Sexual Organs.—Nearly all the Trematodes are hermaphrodites, and only a few (Schistosomidæ, Koellikeria) are sexually differentiated. The sexual organs usually lie in the “central field” limited by the gut cæca; the vitellaria, on the other hand, are, as a rule, external to the gut cæca in the “lateral fields.”
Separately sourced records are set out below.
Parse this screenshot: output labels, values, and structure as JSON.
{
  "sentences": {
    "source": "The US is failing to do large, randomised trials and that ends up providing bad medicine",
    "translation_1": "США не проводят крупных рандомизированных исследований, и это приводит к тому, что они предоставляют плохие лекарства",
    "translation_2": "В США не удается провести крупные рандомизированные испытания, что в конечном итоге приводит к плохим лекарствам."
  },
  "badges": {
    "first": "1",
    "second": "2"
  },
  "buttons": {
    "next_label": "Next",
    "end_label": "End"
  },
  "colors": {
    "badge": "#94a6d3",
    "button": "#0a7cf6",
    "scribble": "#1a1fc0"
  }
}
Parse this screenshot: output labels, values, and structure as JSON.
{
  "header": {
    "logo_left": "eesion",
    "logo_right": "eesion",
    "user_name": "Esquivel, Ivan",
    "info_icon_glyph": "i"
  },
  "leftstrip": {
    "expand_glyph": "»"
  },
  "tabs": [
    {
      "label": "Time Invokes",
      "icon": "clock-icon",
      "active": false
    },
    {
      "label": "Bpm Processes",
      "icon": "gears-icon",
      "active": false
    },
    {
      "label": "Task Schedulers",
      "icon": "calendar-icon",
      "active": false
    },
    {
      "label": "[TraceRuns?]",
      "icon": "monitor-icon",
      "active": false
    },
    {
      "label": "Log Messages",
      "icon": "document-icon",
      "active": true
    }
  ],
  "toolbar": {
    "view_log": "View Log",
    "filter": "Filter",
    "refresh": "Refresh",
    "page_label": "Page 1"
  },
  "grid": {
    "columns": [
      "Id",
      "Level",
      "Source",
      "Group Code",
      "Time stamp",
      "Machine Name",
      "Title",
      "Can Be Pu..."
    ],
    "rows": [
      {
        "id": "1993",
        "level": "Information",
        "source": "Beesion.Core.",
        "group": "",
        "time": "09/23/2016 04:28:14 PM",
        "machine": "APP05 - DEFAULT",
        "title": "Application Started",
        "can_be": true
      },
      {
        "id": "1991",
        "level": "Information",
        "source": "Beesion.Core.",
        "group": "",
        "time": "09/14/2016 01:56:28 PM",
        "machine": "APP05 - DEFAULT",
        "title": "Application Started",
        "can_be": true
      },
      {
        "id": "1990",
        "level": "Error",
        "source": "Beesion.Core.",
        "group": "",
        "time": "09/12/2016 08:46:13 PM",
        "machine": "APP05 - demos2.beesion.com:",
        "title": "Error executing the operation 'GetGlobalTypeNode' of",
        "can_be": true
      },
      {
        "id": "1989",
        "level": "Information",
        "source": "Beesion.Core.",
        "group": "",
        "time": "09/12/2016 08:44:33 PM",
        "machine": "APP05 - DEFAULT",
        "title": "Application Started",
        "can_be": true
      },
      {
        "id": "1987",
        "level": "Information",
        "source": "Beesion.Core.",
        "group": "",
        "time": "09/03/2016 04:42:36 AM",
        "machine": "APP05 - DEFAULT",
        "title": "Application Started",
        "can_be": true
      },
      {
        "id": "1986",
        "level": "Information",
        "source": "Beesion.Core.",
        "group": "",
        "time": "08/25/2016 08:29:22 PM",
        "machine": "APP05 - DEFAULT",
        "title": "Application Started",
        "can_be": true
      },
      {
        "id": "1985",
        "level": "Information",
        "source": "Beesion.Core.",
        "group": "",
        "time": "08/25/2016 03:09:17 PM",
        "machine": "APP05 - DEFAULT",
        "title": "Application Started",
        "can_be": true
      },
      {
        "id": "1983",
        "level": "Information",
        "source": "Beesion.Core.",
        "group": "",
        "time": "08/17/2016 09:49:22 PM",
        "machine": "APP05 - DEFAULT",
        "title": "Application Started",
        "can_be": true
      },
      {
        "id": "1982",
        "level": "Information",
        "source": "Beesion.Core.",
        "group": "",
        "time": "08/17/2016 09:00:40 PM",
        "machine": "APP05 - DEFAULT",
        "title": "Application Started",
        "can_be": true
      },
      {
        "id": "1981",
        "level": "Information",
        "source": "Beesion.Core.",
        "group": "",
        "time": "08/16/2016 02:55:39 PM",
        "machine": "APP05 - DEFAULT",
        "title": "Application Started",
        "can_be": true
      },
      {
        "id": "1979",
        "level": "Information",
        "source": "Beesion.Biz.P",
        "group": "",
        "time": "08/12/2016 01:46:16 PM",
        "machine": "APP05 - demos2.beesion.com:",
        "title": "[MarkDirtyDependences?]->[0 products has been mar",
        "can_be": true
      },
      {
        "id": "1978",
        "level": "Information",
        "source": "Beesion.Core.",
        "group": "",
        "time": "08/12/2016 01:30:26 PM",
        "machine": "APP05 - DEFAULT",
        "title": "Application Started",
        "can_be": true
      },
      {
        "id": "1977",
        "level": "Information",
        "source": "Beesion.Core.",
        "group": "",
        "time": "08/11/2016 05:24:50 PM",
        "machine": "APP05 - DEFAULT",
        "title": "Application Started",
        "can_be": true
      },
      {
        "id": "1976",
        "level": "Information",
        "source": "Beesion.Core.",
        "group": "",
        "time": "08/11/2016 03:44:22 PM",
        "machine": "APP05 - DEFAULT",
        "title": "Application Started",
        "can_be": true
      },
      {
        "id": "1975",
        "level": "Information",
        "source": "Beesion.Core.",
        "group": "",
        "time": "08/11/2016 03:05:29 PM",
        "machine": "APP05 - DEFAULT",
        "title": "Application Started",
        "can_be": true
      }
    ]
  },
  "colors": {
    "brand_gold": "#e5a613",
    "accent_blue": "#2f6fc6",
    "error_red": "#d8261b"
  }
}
The male apparatus[259] is composed of two variously formed testes (fig. 127) (globular, oval, indented, lobed, or ramified), which may lie side by side or one behind the other; from each testicle a tube (vas efferens) originates; sooner or later, both tubes as a rule unite to form the ejaculatory duct or vas deferens, which is frequently enclosed in a muscular CIRRUS SAC, or more rarely passes directly into the genital pore. The cirrus, which is the thick muscular terminal portion of the vas deferens, can be everted and protruded from the cirrus sac and serves as an organ of copulation. The walls of the muscular portion of the tube (the cirrus) are attached to the walls of the cirrus sac, and hence when the sac contracts the cirrus cannot be protruded except by evagination of its lumen. Opening into the middle portion of the vas deferens, and as a rule enclosed in the cirrus sac, is found a mass of unicellular glands (prostate), the vesicula seminalis (which is likewise within, or may also be outside the sac) being the dilated first portion of the vas.